Seperti diketahui investasi migas termasuk High risk, High capital dan High technology. Sesuai aturan, Investor migas harus menalangi dulu semua biaya kegiatan eksplorasi (biaya penguasaan blok migas, survey geologi, geofisika, survey seismic dan gravitasi, hingga drilling untuk memastikan ada tidaknya potensi hidrokarbon dalam cebakan), ditahapan ini jika ditemukan cadangan Migas & bernilai ekonomis maka investor telah punya sebuah harapan, kerja keras & talangan dana terus harus berlangsung hingga blok tersebut bisa berproduksi, sedangkan semua biaya investasi yang timbul (Capital + Non Capital) akan menjadi beban cost recovery (setelah blok berproduksi).

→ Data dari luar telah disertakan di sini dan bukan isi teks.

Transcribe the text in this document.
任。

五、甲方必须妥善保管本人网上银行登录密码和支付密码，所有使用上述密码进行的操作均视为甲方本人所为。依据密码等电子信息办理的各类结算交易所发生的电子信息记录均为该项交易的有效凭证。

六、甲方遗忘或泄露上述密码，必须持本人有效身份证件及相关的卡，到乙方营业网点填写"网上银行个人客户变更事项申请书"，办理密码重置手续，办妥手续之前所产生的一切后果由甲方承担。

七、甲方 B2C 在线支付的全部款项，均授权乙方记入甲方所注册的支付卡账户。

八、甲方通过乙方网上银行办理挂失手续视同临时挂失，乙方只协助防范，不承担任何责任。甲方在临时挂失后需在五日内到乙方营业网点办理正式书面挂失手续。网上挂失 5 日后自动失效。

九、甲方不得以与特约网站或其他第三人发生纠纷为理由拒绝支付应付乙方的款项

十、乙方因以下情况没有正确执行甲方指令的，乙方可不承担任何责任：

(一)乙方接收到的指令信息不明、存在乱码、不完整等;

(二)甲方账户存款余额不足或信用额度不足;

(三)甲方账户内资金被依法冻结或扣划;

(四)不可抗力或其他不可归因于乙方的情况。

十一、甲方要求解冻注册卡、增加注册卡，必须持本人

Sebaliknya jika potensi migas tidak berhasil ditemukan, maka investor hanya gigit jari (semua biaya menjadi resiko investasi yang tidak mendapatkan kompensasi dari pemerintah).

Tinggi nya resiko tersebut, menuntut adanya back up yang kuat akan kepastian hukum, investor harus didukung sepenuhnya untuk dapat bekerja secara optimal, tentu dalam koridor (regulasi) yang ada dan selama keberadaan mereka memiliki nilai tambah bagi masyarakat diwilayah kerjanya. Kita juga wajib terus memonitor strategi yang dijalankan investor secara proporsional dan ikut mendorong dalam mewujudkan tata kelola perusahaan yang baik (GCG), sehingga semua beban biaya yang masuk dalam cost recovery tepat sasaran dan efisien.

Saat ini beberapa blok migas di Aceh akan masuk tahapan Eksploitasi (produksi) yaitu Blok A dilapangan Aluesiwah Bagok Nurussalam (Medco), Blok Perlak (Pacific Oil - Pertamina KSO) serta Blok Offshore Krueng Mane (ENI), Sedangkan blok lainnya masih tahapan eksplorasi yaitu Blok Seuruway di pesisir pantai Bagok Nurussalam (Transword), Blok pesisir aceh utara (Zaratex) dan lainnya.

Blok A saat ini dalam proses persetujuan perpanjangan PSC serta persetujuan WP&B dan AFE. Bila berjalan lancar, blok A akan segera masuk tahapan pembangunan fasilitas produksi (EPC) di bagok Nurussalam, dengan durasi proyek +/- 2 tahun (prediksi medio 2012 bisa Gas In). Tahapan EPC ini akan menyerap nilai investasi paling dominan dari semua rangkaian kegiatan sektor migas. Tahap ini akan sangat menentukan target waktu produksi, mengingat beberapa equipment utama fasilitas produksinya termasuk Long lead Items (LLI), seperti halnya gas turbine compressor, CO2 removal serta equipment lainnya yang harus diimpor dan membutuhkan waktu order +/- 1 tahun sejak penerbitan PO hingga pengiriman ke lapangan.

Sungguh akan sangat beresiko secara cost dan target produksi jika kegiatan pembangunan ini harus terhenti akibat non teknis, tentu harus menjadi pemahaman bersama bahwa ketika investor mengalami kendala pelaksanaan tahapan EPC yang mengakibatkan pembengkakan biaya, maka kerugian yang ditimbulkan bukan hanya menjadi tanggungan investor, tapi akan berimbas kesemua pihak dari sisi beban cost recovery dan konsekuensinya besaran bagi hasil / Equity to be Split (pemda Aceh, Pusat & investor) akan berpengaruh.
Pint utama tulisan ini adalah saat kita telah menyatakan selamat datang pada investor, maka dukungan dari semua unsur pemda Aceh dan partisipasi semua elemen masyarakat akan sangat menentukan keberhasilannya, sehingga kegiatan investasi migas akan dapat memberi nilai tambah bagi Aceh demi kemaslahatan bersama.